Menyusuri
kehidupan masa lampau dengan suguhan budaya megalit masih menjadi idola untuk
disambangi. Dialah Pulau Nias. Pulau yang berada di tengah Samudera Hindia yang
luas itu menyuguhkan budaya zaman batu kuno yang mengagumkan.
|
Rumah adat Nias di Desa Tumori |
Tim Indonesia Diversity kali ini mendapatkan
kesempatan untuk mengunjungi sekaligus menceritakan Pulau Nias dengan suguhan
zaman batu kuno (batu megalit) yang masih ada hingga sekarang. Tim terdiri dari
Pendra dan Heddy. Ditemani seorang guide bernama Yafa yang juga pegawai negeri sipil di Dinas Pariwisata
Provinsi Nias. Nias
(bahasa Nias disebut Tano Niha) adalah sebuah pulau yang terletak di sebelah
barat pulau Sumatera, Indonesia. Pulau ini dihuni oleh mayoritas suku Nias (Ono
Niha) yang masih memiliki budaya megalitikum. Pulau dengan luas wilayah 5.625
km² ini berpenduduk 700.000 jiwa.
Nias saat ini telah dimekarkan menjadi empat kabupaten dan satu kota, yaitu
Kabupaten Nias, Kabupaten Nias Selatan, Kabupaten Nias Barat, Kabupaten Nias
Utara, dan Kota Gunungsitoli.

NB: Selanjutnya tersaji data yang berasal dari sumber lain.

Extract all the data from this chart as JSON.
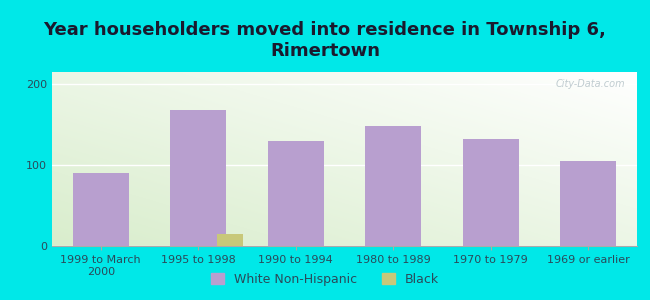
{
  "title": "Year householders moved into residence in Township 6,\nRimertown",
  "categories": [
    "1999 to March\n2000",
    "1995 to 1998",
    "1990 to 1994",
    "1980 to 1989",
    "1970 to 1979",
    "1969 or earlier"
  ],
  "white_values": [
    90,
    168,
    130,
    148,
    132,
    105
  ],
  "black_values": [
    0,
    15,
    0,
    0,
    0,
    0
  ],
  "white_color": "#b89fcf",
  "black_color": "#c8c87a",
  "bg_color": "#00e8e8",
  "ylim": [
    0,
    215
  ],
  "yticks": [
    0,
    100,
    200
  ],
  "bar_width": 0.38,
  "legend_labels": [
    "White Non-Hispanic",
    "Black"
  ],
  "title_fontsize": 13,
  "tick_fontsize": 8,
  "legend_fontsize": 9,
  "watermark": "City-Data.com",
  "title_color": "#1a1a2e",
  "tick_color": "#2a4a5a",
  "grid_color": "#e0e8e0"
}
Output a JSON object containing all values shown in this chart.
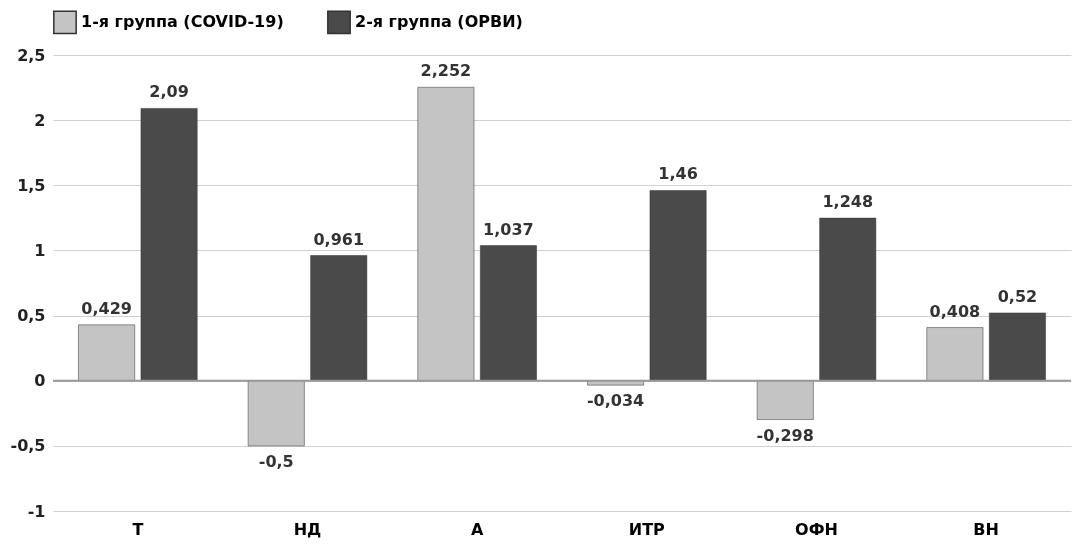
{
  "chart_data": {
    "type": "bar",
    "categories": [
      "Т",
      "НД",
      "А",
      "ИТР",
      "ОФН",
      "ВН"
    ],
    "series": [
      {
        "name": "1-я группа (COVID-19)",
        "color": "#c4c4c4",
        "values": [
          0.429,
          -0.5,
          2.252,
          -0.034,
          -0.298,
          0.408
        ],
        "value_labels": [
          "0,429",
          "-0,5",
          "2,252",
          "-0,034",
          "-0,298",
          "0,408"
        ]
      },
      {
        "name": "2-я группа (ОРВИ)",
        "color": "#4a4a4a",
        "values": [
          2.09,
          0.961,
          1.037,
          1.46,
          1.248,
          0.52
        ],
        "value_labels": [
          "2,09",
          "0,961",
          "1,037",
          "1,46",
          "1,248",
          "0,52"
        ]
      }
    ],
    "ylim": [
      -1,
      2.5
    ],
    "yticks": [
      {
        "value": -1,
        "label": "-1"
      },
      {
        "value": -0.5,
        "label": "-0,5"
      },
      0,
      {
        "value": 0.5,
        "label": "0,5"
      },
      1,
      {
        "value": 1.5,
        "label": "1,5"
      },
      2,
      {
        "value": 2.5,
        "label": "2,5"
      }
    ],
    "grid": "y",
    "legend": "top"
  }
}
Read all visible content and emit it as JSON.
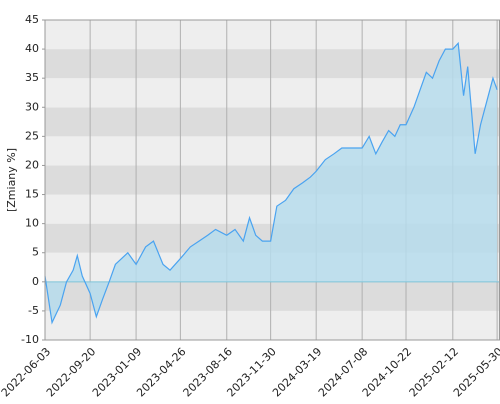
{
  "chart_data": {
    "type": "area",
    "y_label": "[Zmiany %]",
    "x": [
      "2022-06-03",
      "2022-06-20",
      "2022-07-10",
      "2022-07-25",
      "2022-08-10",
      "2022-08-20",
      "2022-09-01",
      "2022-09-20",
      "2022-10-05",
      "2022-10-20",
      "2022-11-05",
      "2022-11-20",
      "2022-12-05",
      "2022-12-20",
      "2023-01-09",
      "2023-02-01",
      "2023-02-20",
      "2023-03-15",
      "2023-04-01",
      "2023-04-26",
      "2023-05-20",
      "2023-06-10",
      "2023-07-01",
      "2023-07-20",
      "2023-08-16",
      "2023-09-05",
      "2023-09-25",
      "2023-10-10",
      "2023-10-25",
      "2023-11-10",
      "2023-11-30",
      "2023-12-15",
      "2024-01-05",
      "2024-01-25",
      "2024-02-15",
      "2024-03-05",
      "2024-03-19",
      "2024-04-10",
      "2024-05-01",
      "2024-05-20",
      "2024-06-10",
      "2024-07-08",
      "2024-07-25",
      "2024-08-10",
      "2024-08-25",
      "2024-09-10",
      "2024-09-25",
      "2024-10-08",
      "2024-10-22",
      "2024-11-10",
      "2024-11-25",
      "2024-12-10",
      "2024-12-25",
      "2025-01-10",
      "2025-01-25",
      "2025-02-12",
      "2025-02-25",
      "2025-03-10",
      "2025-03-20",
      "2025-04-07",
      "2025-04-20",
      "2025-05-05",
      "2025-05-20",
      "2025-05-30"
    ],
    "values": [
      1,
      -7,
      -4,
      0,
      2,
      4.5,
      1,
      -2,
      -6,
      -3,
      0,
      3,
      4,
      5,
      3,
      6,
      7,
      3,
      2,
      4,
      6,
      7,
      8,
      9,
      8,
      9,
      7,
      11,
      8,
      7,
      7,
      13,
      14,
      16,
      17,
      18,
      19,
      21,
      22,
      23,
      23,
      23,
      25,
      22,
      24,
      26,
      25,
      27,
      27,
      30,
      33,
      36,
      35,
      38,
      40,
      40,
      41,
      32,
      37,
      22,
      27,
      31,
      35,
      33
    ],
    "color": "#4aa3f0",
    "fill_color": "#b6dcec",
    "xlim": [
      "2022-06-03",
      "2025-06-06"
    ],
    "xticks": [
      "2022-06-03",
      "2022-09-20",
      "2023-01-09",
      "2023-04-26",
      "2023-08-16",
      "2023-11-30",
      "2024-03-19",
      "2024-07-08",
      "2024-10-22",
      "2025-02-12",
      "2025-05-30"
    ],
    "ylim": [
      -10,
      45
    ],
    "yticks": [
      -10,
      -5,
      0,
      5,
      10,
      15,
      20,
      25,
      30,
      35,
      40,
      45
    ],
    "grid": true
  }
}
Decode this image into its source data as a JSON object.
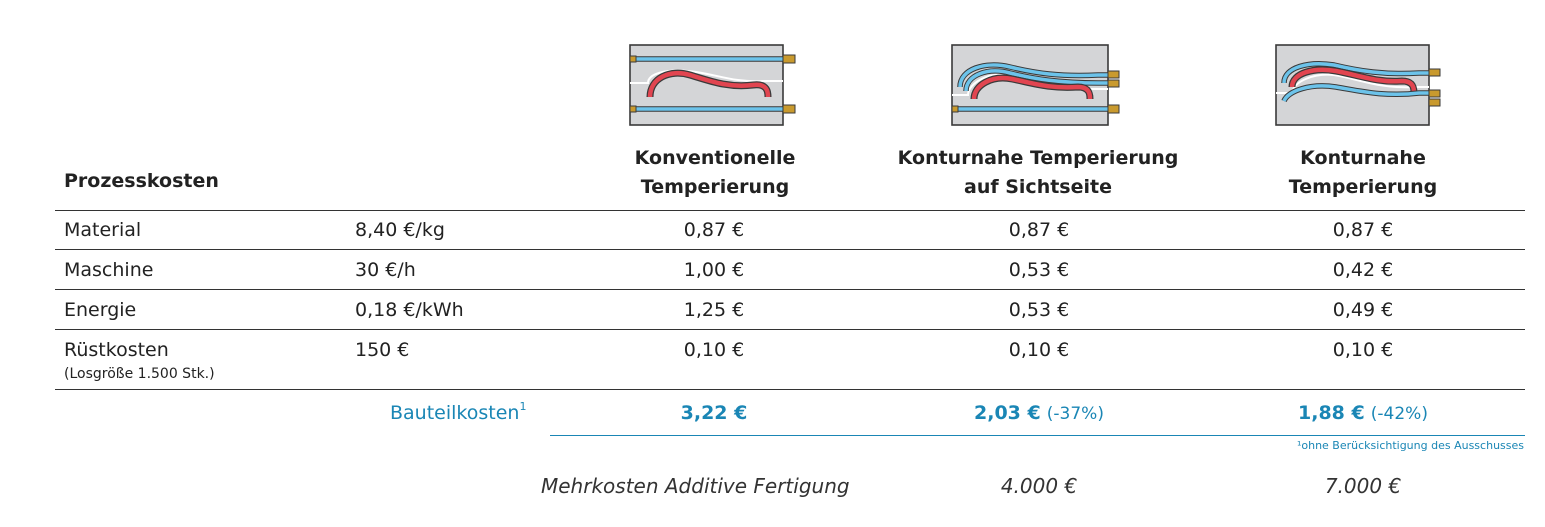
{
  "table": {
    "section_title": "Prozesskosten",
    "columns": [
      {
        "line1": "Konventionelle",
        "line2": "Temperierung",
        "icon": "conventional-cooling-mold-icon"
      },
      {
        "line1": "Konturnahe Temperierung",
        "line2": "auf Sichtseite",
        "icon": "conformal-cooling-visible-side-mold-icon"
      },
      {
        "line1": "Konturnahe",
        "line2": "Temperierung",
        "icon": "conformal-cooling-mold-icon"
      }
    ],
    "rows": [
      {
        "label": "Material",
        "sub": "",
        "rate": "8,40 €/kg",
        "values": [
          "0,87 €",
          "0,87 €",
          "0,87 €"
        ]
      },
      {
        "label": "Maschine",
        "sub": "",
        "rate": "30 €/h",
        "values": [
          "1,00 €",
          "0,53 €",
          "0,42 €"
        ]
      },
      {
        "label": "Energie",
        "sub": "",
        "rate": "0,18 €/kWh",
        "values": [
          "1,25 €",
          "0,53 €",
          "0,49 €"
        ]
      },
      {
        "label": "Rüstkosten",
        "sub": "(Losgröße 1.500 Stk.)",
        "rate": "150 €",
        "values": [
          "0,10 €",
          "0,10 €",
          "0,10 €"
        ]
      }
    ],
    "totals": {
      "label": "Bauteilkosten",
      "footnote_mark": "1",
      "values": [
        {
          "value": "3,22 €",
          "delta": ""
        },
        {
          "value": "2,03 €",
          "delta": "(-37%)"
        },
        {
          "value": "1,88 €",
          "delta": "(-42%)"
        }
      ]
    },
    "footnote": "¹ohne Berücksichtigung des Ausschusses",
    "extra_costs": {
      "label": "Mehrkosten Additive Fertigung",
      "values": [
        "",
        "4.000 €",
        "7.000 €"
      ]
    }
  },
  "colors": {
    "accent_blue": "#1a86b5",
    "channel_red": "#e0424f",
    "channel_blue": "#5bb8e6",
    "mold_gray": "#d2d3d5"
  }
}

Ibukotanya Gunungsitoli dapat ditempuh dengan
perjalanan laut dari Sibolga selama lebih kurang 10 jam, atau dengan perjalanan
udara dari Medan dengan waktu tempuh sekitar 50 menit. Untuk harga tiket
sendiri jika lewat pelabuhan hanya Rp. 100.000. Dan untuk tiket pesawat udara
Rp. 400.000 – 600.000. Untuk memudahkan tour wisata, kami ikut tour and travel.
Transportasi umum di Nias masih minim. Di Bandara Binaka ada banyak parkir
mobil pribadi yang direntalkan dengan tujuan Nias Selatan dan Nias Utara.
Sebenarnya, ada angkutan umum yang tersedia. Namun, susahnya adalah ketika
ingin mengunjungi Bawomataluo (rumah adat dan loncat batu) angkutan umum akan
berhenti di terminal kota Bawomataluo. Dan harus dilanjutkan kembali dengan
sepeda motor menuju wisata megalitikum Bawomataluo. Jika dari Bandara
perjalanan kurang lebih sekitar 3 jam. Tambahan waktu dari pusat kota
Bawomataluo menuju wisata megalitikum sekitar 8 menit lagi. Untuk tarif
ongkosnya sendiri Rp 90.000 untuk mobil dan Rp. 40.000 untuk sepeda motor. Jika
dengan mobil yang direntalkan bisa langsung menuju wisata megalit dengan
tambahan ongkos dari tarif normal.
|
Saat mendarat di Bandara Binaka |
Keberangkatan tim ke Nias dimulai tanggal 3
Juni 2015 via udara dengan maskapai penerbangan Wings air. Ketika pilot memberitahukan
akan segera landing, keindahan Pulau Nias sudah terlihat. Dengan ketinggian
sekitar 1500 kaki, kelihatan bibir pantai dan warna laut biru muda. Sehingga
nampak jelas dasar laut dan tentu semakin menambah daya tarik kami untuk segera
menginjakan kaki dibibir pantai. Ada tiga warna terlihat dekat bandara Binaka
dilihat dari atas pesawat. Perbedaan warna tersebut ternyata berdasarkan objek
dasar laut dan kedalaman laut.
Untuk hari pertama ini Yafaowoloớ Gea,
selaku guide kita dari Go Nias Travel, mengajak kami untuk mengunjungi rumah
adat Nias di Desa Tumori. Perjalanan dari desa Tumori dapat ditempuh sekitar 20
menit dari Bandara Binaka. Desa Tumori searah dengan kota Gunung Sitoli. Sepanjang
perjalanan rumah penduduk terlihat berderet disebelah kanan dan kiri. Ketika
tiba di Desa Laowomaru singgahlah sebentar disana. Tepat dipinggir jalan
tersebut ada sebuah daratan yang menjorok kelaut sekitar 8 km dari gunung
sitoli. Konon, ada cerita legenda yang berkembang di masyarakat Nias. Yaitu seorang
sakti mandraguna bernama Laowomaru. Ia adalah seorang perompak yang sangat
terkenal. Ia memiliki keinginan untuk menyatukan daratan Nias dengan daratan Sibolga. Caranya adalah
melalui kekuatan magis ia menarik daratan Nias menuju daratan Sibolga. Ia
kemudian bertapa untuk menambah kekuatan saktinya. Namun dibalik keinginannya
itu, ada sebuah syarat yang harus ia penuhi. Yaitu selama menarik daratan pulau
Nias, ia dilarang menoleh kebelakang sampai daratan Nias dan Sibolga menyatu.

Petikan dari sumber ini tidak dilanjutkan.